I prezzi della benzina alla pompa, aumentati dal 10% al 15% rispetto alla scorsa settimana a causa del conflitto in Medio Oriente, continueranno a salire nei prossimi giorni, prevede il direttore di Avenergy, l'organizzazione degli operatori del mercato petrolifero in Svizzera. Roland Bilang non esclude la possibilità che raggiungano i 2 franchi al litro, «cosa che è già avvenuta nella storia recente».
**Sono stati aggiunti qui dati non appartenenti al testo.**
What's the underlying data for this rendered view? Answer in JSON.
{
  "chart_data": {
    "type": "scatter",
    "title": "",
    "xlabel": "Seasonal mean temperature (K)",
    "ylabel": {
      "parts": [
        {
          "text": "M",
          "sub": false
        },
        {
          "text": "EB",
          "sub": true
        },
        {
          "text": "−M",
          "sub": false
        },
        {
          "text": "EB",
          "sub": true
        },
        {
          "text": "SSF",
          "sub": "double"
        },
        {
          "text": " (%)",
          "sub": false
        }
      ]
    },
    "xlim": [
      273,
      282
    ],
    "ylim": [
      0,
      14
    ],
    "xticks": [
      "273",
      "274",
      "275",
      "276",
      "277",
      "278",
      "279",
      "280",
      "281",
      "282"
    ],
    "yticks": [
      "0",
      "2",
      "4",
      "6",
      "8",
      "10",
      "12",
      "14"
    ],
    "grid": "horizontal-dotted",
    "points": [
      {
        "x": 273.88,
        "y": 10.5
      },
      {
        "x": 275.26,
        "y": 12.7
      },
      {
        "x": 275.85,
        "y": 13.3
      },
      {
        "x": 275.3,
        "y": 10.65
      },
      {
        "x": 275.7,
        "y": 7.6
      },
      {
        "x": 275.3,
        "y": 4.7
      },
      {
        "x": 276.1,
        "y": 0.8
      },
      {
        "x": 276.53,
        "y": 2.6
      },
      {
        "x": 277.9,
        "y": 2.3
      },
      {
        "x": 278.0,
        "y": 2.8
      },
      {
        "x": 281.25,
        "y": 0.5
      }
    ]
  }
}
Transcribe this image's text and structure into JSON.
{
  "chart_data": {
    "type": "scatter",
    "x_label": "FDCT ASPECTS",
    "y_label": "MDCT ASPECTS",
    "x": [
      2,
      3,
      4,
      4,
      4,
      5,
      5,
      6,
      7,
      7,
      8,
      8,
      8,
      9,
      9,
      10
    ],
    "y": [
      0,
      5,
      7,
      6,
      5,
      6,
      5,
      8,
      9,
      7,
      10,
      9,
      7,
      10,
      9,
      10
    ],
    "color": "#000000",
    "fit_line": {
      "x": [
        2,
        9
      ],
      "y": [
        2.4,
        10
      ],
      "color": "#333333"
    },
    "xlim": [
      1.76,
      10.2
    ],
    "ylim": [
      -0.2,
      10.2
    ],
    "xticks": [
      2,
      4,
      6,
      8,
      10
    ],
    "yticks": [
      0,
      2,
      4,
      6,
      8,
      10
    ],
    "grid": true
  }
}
«Dobbiamo aspettarci un aumento dei prezzi alla pompa nei prossimi giorni, poiché il petrolio greggio si negozia ora a prezzi più alti. Il livello a cui (...) continuerà a essere negoziato dipenderà fortemente dalla durata del conflitto», ha dichiarato Bilang all'agenzia finanziaria AWP.
Quest'ultimo ha precisato che il mercato mondiale è attualmente ben rifornito di petrolio e che la domanda è piuttosto moderata a causa della congiuntura economica. «È anche possibile che abbiamo già raggiunto il prezzo più alto, ma ciò naturalmente rientra nella speculazione», ha aggiunto.
Il fatto che il dollaro sia attualmente in calo limita inoltre l'aumento, ha spiegato il direttore.
Oggi il prezzo della tonnellata di benzina senza piombo 95 era di 756 dollari, contro i 682 dollari di venerdì scorso, secondo i dati di Avenergy. A questo prezzo si aggiungono il trasporto fino al confine svizzero, le tasse statali e di diritto pubblico, nonché i costi di distribuzione.
Nonostante l'aumento, la situazione in diverse stazioni di servizio di Zurigo era normale, senza fretta da parte degli automobilisti di fare il pieno prima di possibili nuovi incrementi, ha constatato un giornalista di AWP.